On the the hand, in a starting time of the analyzer operation, wherein the 
temperature Tp of the liquid 33 detected by the temperature sensor 26 is 
higher than the desired temperature Ti, the control means 53 instructs to 
deenergize the heater 25 of the heating device 22 and to control the flow 
dividing valve 55 so as to make the whole liquid 33 flow from the pipe 38 
into the cooling tube 7. In consequence, the liquid 33 in the reaction 
vessel 27 is flowed through the outlet port 29, the pipe 38, the flow 
dividing valve 55, the first cooling tube 7, where the liquid is cooled by 
the cooling water 11, to the heating device 22, and then returned to the 
reaction vessel 27. In this case, since the liquid 33 is not heated by the 
heating device 22 because the heater 25 is deenergized, but cooled by the 
first cooling tube 7 having maximum cooling capacity, the liquid 33 can be 
rapidly cooled to the desired temperature Ti. 

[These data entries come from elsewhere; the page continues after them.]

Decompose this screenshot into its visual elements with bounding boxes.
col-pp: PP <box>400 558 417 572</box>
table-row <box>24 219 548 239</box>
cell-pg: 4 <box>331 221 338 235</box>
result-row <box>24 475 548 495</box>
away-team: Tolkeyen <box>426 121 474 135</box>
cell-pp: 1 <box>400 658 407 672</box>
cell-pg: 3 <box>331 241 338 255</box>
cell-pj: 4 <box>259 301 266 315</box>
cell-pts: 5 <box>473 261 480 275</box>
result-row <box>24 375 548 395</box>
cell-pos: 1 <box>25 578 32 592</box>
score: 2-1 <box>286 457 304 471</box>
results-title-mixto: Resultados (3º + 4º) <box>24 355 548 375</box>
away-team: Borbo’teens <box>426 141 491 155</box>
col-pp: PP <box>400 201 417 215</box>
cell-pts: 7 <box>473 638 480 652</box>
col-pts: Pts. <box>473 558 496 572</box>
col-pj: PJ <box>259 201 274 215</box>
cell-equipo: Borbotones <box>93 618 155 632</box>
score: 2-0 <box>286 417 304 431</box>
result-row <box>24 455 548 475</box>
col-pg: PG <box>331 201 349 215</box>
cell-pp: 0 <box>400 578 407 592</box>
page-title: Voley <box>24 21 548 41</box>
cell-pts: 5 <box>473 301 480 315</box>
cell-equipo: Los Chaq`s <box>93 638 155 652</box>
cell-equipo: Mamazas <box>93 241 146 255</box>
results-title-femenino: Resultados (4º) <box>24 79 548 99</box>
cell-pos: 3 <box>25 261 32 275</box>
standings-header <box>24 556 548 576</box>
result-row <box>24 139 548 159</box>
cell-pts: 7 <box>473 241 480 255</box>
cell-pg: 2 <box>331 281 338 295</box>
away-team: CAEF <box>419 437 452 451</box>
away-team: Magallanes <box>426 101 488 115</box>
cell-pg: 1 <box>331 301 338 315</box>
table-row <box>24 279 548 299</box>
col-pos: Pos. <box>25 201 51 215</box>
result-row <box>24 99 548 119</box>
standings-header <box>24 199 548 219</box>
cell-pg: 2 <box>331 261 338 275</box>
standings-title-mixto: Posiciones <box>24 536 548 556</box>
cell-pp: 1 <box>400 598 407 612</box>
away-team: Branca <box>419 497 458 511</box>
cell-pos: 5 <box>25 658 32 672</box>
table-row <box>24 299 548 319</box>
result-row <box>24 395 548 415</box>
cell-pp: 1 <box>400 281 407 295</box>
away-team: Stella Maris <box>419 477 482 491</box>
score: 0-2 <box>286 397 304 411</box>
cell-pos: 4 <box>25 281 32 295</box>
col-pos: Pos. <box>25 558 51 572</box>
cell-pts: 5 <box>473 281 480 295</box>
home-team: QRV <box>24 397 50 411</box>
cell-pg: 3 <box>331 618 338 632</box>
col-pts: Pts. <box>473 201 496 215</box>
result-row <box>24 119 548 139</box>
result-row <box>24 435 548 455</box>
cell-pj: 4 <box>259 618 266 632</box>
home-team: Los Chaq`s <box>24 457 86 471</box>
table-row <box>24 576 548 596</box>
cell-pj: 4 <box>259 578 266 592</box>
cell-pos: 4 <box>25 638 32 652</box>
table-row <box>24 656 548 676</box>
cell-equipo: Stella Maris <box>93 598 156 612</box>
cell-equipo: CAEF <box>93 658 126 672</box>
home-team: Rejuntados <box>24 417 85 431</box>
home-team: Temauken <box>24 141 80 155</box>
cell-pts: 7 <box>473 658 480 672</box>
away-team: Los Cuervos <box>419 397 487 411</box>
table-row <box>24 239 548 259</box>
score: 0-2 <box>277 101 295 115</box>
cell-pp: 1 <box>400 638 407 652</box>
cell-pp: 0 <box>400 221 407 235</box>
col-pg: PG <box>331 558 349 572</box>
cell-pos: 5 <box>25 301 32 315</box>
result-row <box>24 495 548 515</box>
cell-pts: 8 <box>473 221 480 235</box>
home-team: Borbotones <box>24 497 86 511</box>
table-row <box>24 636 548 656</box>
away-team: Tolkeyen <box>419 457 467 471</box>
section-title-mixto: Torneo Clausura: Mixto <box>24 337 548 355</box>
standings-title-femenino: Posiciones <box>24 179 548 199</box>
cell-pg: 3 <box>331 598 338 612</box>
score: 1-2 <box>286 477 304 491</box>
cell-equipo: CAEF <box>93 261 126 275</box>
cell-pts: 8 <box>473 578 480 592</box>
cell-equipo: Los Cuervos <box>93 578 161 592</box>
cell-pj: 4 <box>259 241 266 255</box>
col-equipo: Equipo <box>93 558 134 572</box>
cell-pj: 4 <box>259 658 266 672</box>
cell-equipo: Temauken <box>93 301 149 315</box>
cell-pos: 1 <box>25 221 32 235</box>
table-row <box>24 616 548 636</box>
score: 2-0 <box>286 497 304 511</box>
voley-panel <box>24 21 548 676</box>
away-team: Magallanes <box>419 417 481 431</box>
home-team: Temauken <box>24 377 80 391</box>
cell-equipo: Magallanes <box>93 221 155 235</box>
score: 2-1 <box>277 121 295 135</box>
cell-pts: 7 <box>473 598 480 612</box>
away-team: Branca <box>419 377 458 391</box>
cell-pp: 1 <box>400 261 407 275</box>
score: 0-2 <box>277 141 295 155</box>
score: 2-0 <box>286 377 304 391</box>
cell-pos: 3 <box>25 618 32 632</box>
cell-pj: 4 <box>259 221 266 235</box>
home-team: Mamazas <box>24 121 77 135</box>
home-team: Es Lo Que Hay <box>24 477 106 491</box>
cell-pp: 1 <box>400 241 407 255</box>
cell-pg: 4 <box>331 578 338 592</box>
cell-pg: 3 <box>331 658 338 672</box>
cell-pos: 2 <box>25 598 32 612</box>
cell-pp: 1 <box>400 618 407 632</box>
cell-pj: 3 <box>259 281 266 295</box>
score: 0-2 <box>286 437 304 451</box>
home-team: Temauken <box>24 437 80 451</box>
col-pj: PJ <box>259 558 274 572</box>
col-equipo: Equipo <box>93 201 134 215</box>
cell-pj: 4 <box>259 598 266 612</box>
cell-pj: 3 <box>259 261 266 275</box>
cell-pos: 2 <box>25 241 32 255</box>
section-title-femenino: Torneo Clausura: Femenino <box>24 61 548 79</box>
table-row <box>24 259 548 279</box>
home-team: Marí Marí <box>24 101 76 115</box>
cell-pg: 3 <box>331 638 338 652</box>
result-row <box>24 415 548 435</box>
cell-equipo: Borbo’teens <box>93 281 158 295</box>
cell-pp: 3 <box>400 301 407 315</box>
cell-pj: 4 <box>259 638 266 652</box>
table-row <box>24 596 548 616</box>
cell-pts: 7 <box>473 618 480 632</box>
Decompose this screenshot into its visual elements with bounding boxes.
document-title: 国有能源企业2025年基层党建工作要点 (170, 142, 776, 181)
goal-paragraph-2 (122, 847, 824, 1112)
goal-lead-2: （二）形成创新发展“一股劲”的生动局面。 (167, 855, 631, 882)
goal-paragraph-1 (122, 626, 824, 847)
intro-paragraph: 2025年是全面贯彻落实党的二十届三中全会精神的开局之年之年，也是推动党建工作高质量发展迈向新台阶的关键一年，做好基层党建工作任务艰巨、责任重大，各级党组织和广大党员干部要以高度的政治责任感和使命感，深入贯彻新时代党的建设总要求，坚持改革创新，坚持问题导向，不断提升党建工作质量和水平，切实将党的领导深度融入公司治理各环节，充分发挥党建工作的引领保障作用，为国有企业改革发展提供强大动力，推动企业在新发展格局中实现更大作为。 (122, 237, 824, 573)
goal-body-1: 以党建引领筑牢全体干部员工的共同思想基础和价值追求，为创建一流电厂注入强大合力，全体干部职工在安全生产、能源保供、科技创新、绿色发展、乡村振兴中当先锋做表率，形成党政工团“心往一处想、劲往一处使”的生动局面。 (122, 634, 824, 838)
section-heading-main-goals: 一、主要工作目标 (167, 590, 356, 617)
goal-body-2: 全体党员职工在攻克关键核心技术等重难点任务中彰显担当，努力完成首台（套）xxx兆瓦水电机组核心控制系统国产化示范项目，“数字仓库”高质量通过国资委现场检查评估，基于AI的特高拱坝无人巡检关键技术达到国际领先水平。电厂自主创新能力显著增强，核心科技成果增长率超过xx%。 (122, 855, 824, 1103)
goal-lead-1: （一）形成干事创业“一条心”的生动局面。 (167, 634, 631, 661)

After the liquid temperature Tp has reached the desired temperature Ti, the 
operation of the apparatus for maintaining the liquid temperature at a 
constant level is shifted to a normal control state. Namely, the control 
means 53 instructs the flow dividing valve 55 to divide the the liquid 33 
and to control the flow rate to the first cooling tube 7 by an amount 
corresponding to the normal control state. In consequence, a certain 
amount of the liquid 33 corresponding to the normal control state is 
cooled by the first cooling tube 7, and then joined with the liquid flow 
from the pipe 47. The joined liquid is then flowed to the heating device 
22, where the liquid is suitably heated, and returned to the reaction 
vessel 27. The control means 53 controls the power supply to the heater 25 
of the heating device 22 in on-off way based on the temperature difference 
between the desired temperature Ti and the liquid temperature Tp detected 
by the temperature sensor 26 every 20 msec. In this way, a temperature 
control having suppressed temperature ripples can be obtained. 
As described above, in the present invention, in case the liquid 33 is 
required to be rapidly cooled, a greater cooling capacity is selected, 
while in case the liquid 33 is not required to be cooled, the liquid 33 is 
not cooled, and in the normal control state, a suitable cooling capacity 
corresponding to the normal control state is selected. By virtue of these 
arrangements and processes, a short rise time of the apparatus and a 
highly precise control of the temperature can be obtained. In addition, 
the life of the cooling apparatus becomes longer by virtue of the 
decreased load on the cooling apparatus.